TIME : 2016/2/18 20:12:01

Chapter Hill (Káptalan-domb), the oldest part of the city, is criss-crossed with quiet cobbled streets and tight alleyways and dominated by the Basilica, with foundations dating back to the 11th century. Over the ensuing centuries the religious centre of Győr gained an amalgam of styles: Romanesque apses, a neoclassical facade, and a Gothic chapel riding piggyback on the south side. The baroque, dark interior, with red-marble accents – including stunning frescoes by Franz Anton Maulbertsch, the main altar, the bishop’s throne and the pews hewn from Dalmatian oak – dates from the 17th and 18th centuries.

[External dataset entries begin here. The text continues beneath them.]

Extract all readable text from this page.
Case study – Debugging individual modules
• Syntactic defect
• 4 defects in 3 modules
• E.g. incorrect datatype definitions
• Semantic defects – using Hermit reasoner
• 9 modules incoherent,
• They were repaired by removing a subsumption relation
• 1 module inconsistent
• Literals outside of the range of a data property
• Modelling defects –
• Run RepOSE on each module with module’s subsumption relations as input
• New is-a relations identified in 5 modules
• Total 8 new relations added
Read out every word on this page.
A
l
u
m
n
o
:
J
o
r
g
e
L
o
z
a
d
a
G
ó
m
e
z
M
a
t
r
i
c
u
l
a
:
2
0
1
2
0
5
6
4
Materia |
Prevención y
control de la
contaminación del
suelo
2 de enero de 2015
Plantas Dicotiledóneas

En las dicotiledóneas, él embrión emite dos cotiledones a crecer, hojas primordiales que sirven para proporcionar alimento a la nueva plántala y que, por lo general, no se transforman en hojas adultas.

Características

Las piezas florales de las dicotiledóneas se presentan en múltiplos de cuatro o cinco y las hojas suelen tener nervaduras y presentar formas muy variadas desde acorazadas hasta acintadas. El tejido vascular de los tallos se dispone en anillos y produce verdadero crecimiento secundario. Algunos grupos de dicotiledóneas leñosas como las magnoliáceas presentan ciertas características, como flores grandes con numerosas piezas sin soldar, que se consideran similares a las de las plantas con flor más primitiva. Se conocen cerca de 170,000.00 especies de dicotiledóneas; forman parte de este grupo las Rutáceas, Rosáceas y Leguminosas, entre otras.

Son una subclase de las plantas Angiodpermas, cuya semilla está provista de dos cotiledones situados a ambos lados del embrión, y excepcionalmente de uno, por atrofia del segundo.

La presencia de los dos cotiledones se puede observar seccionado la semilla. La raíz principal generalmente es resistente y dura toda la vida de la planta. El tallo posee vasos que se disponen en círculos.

The real highlight here is the Herm of László, an incredible and priceless goldwork dating from the early 15th century. Housed in the Gothic Héderváry Chapel, the herm is a bust reliquary of one of Hungary’s earliest king-saints (r 1077–95). On 27 June it is taken from its resting place and paraded around the city.

If you’re looking for miracles, move to the north aisle and the Weeping Icon of Mary, an altarpiece brought from Galway by the Irish Bishop of Clonfert in 1649, who had been sent packing by Oliver Cromwell. Some 40 years later – on St Patrick’s Day no less – it began to cry tears of blood and is still a pilgrimage site today.

The Basilica also features the tomb of Bishop Vilmos Apor, shot by the Soviet ‘liberators’ in 1945 for trying to protect local women and girls from rape, and beatified by the Pope in 1997.